The purpose of Notice 19-23 is threefold: (1) to clarify whether member firms are still eligible to receive credit for extraordinary cooperation despite being required to self-report their own internal conclusions of violations of law; (2) to provide further clarity on the difference between required cooperation and extraordinary cooperation; and (3) to provide additional information regarding the circumstances under which credit for extraordinary cooperation will be awarded and the nature of credit available. By doing so, FINRA is hoping to further incentivize firms and associated persons to proactively assist FINRA during investigations.
Over a decade ago in 2008, FINRA published Regulatory Notice 08-70, which enumerated four factors FINRA considers when determining whether to credit firms and individuals for cooperating in a FINRA investigation.
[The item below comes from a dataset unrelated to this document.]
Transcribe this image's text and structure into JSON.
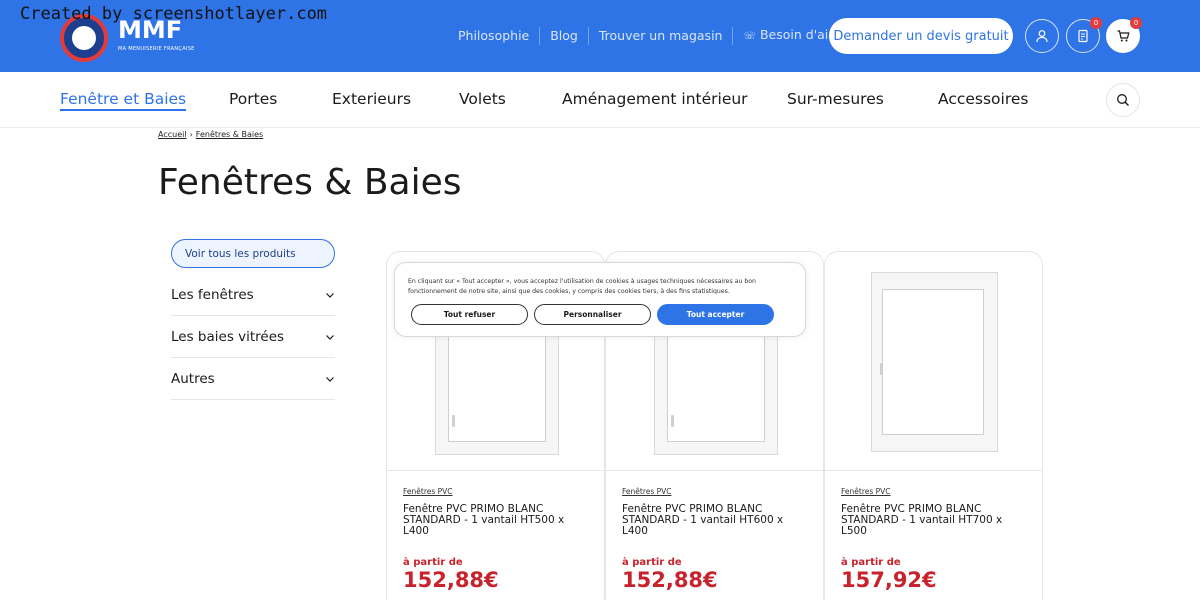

These factors are: (1) self-reporting violations; (2) correcting deficient procedures and systems; (3) providing restitution to customers; and (4) substantially assisting FINRA’s investigation. FINRA’s Sanction Guidelines also direct FINRA’s Department of Enforcement to consider the same factors. If FINRA finds that one or more of these mitigating factors are present, it may recommend a sanction that is on the lower end of the specified range in the Sanction Guidelines.
Notice 19-23 reiterates these general factors and makes clear that FINRA will continue to look to them when assessing sanctions in disciplinary matters. However, Notice 19-23 provides additional guidance regarding what counts as “extraordinary cooperation,” in light of the requirement of member firms to self-report violations in accordance with FINRA Rule 4530(b), and other FINRA rules and policies (such as Rule 8210 and FINRA’s Sanction Guidelines), which require a certain level of cooperation in every investigation.